Il feto “terminale” e la scelta per la vita

Un convegno al Salesianum dedicato alle famiglie che hanno rifiutato l’aborto e ai medici che le hanno accompagnate di Federica Cifelli

«Ho sentito donne che hanno rinunciato al proprio figlio dire che se potessero tornare indietro lo terrebbero com’è. Devo dire la verità: non ho mai sentito una mamma che ha accolto il suo figlio malato dire: “vorrei che morisse”. Mai. Sono donne che vivono per un respiro, per un sorriso di quel loro grandissimo amore». Non riesce ad essere imparziale, Sabrina Paluzzi. Lei che per il suo terzo figlio ha accolto una diagnosi prenatale che non prevedeva nessuna possibilità di sopravvivenza. Ha lottato, insieme al marito Carlo, alle due figlie, Priscilla e Vivian, e soprattutto insieme al professore Giuseppe Noia, direttore del Day Hospital ostetrico del Policlinico Gemelli, e agli altri medici che l’hanno accompagnata e sostenuta in un cammino «terribile e bellissimo».

Oggi Giona ha due anni e due mesi. Cammina – «anzi, corre», racconta la mamma -, va all’asilo nido. Il 3 agosto scorso ha subito il suo quarto intervento chirurgico e ora può fare una vita pressoché normale: qualche piccola precauzione, nulla di più. «È sereno, sta iniziando a parlottare, è socievole – continua Sabrina -. Ama le sue sorelle, è affettuoso con il suo papà, e ovviamente, adora la sua mamma. Stravede per il mare, non ha avuto paura dell’acqua sin dal primo momento. Ha desiderato camminarci dentro, senza timore. Giona salvato dalle acque». Già, perché proprio l’acqua lo aveva messo in pericolo quando era nel pancione di Sabrina: una ostruzione urinaria che gli aveva compromesso tutto l’apparato. «Per molti mesi, aspettavamo la morte di nostro figlio, ma eravamo in pace, grazie alla fede», prosegue il suo racconto. Poi, l’incontro con il professor Noia, al Gemelli, la lotta contro la paura e il dolore. E la scelta di accompagnare comunque il piccolo che doveva nascere fino alla fine.
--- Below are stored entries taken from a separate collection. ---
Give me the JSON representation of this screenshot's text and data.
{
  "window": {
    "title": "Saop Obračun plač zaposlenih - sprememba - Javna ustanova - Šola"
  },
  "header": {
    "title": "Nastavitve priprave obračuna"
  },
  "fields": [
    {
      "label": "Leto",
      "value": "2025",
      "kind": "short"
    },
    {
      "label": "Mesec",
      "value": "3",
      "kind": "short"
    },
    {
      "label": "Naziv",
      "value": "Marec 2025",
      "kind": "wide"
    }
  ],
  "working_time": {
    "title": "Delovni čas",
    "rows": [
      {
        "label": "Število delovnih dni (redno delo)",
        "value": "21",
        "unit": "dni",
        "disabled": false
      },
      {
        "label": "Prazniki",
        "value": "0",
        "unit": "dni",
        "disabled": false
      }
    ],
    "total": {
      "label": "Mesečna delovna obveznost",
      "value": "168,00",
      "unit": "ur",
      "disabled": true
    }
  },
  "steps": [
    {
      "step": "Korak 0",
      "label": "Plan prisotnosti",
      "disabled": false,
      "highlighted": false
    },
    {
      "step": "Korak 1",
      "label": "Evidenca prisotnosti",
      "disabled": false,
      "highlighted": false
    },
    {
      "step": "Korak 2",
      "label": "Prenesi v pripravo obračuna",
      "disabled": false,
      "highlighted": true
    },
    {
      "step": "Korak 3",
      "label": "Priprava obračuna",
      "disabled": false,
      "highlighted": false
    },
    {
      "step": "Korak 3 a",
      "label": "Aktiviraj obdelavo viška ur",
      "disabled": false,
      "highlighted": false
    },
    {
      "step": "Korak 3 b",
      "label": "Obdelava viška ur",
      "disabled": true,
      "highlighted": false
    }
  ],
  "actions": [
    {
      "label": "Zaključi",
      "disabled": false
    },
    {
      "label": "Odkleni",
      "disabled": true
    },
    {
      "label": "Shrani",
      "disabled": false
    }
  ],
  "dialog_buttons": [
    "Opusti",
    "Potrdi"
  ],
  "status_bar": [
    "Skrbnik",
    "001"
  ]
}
«Non siamo stati eroi – tiene a precisare Sabrina -, ma siamo andati avanti giorno dopo giorno nella gratitudine». Lei e Carlo come le altre sette coppie che domenica prossima prenderanno parte al meeting “Figlio di Dio e figlio mio. La famiglia dinanzi al feto terminale”, nella sede del Salesianum di via della Pisana 1111, a partire dalle 8.30. Un’occasione di incontro tra genitori che hanno scelto la vita e i medici che li hanno accompagnati in questo percorso. Uno scambio di esperienze e insieme uno stimolo «soprattutto per gli ospedali cattolici ad accompagnare le famiglie che vivono la gestazione ed eventualmente la nascita di un feto “terminale”, offrendo loro la disponibilità di persone a cui appoggiarsi: psicologi, sacerdoti». Perché nessuno sia lasciato solo ad aspettare davanti a una porta chiusa la notizia di un bambino nato morto.

Se ne parlerà nel corso della giornata di domenica. Ma se ne parla ogni giorno anche sulle pagine web dell’associazione a cui Sabrina e Carlo hanno dato vita, La quercia millenaria, che ha organizzato il meeting insieme al Dipartimento di tutela della salute della donna e della vita nascente del Gemelli. «Sentivamo il bisogno di mettere a frutto tutta l’esperienza maturata nell’arco di quei lunghi mesi», ricordano. Nacque così piano piano l’idea di un sito al quale le coppie potessero essere indirizzate nel momento in cui la loro gravidanza presentava dei problemi. «L’idea era quella di offrire una testimonianza – osserva Sabrina -, invece ben presto è diventato un servizio, bellissimo per noi. Un modo per rendere a Dio quello che ci ha donato, attraverso l’incontro con persone straordinarie, molte delle quali non credenti ma con una religiosità profondissima». Dal sito dell’associazione è possibile anche contattare alcuni tra i migliori specialisti nei campi della medicina prenatale, pediatrica e della chirurgia. In più «abbiamo voluto mettere a disposizione anche un supporto spirituale e psicologico». Tutto per accogliere e dove possibile alleviare la sofferenza. Testimoniando il valore di ogni vita, ma soprattutto «la grande speranza che si racchiude nel dolore di una mamma che accetta di accompagnare fino alla morte il proprio bambino. Rispetto a un aborto, a una gravidanza interrotta, è un lutto molto più dolce da sopportare».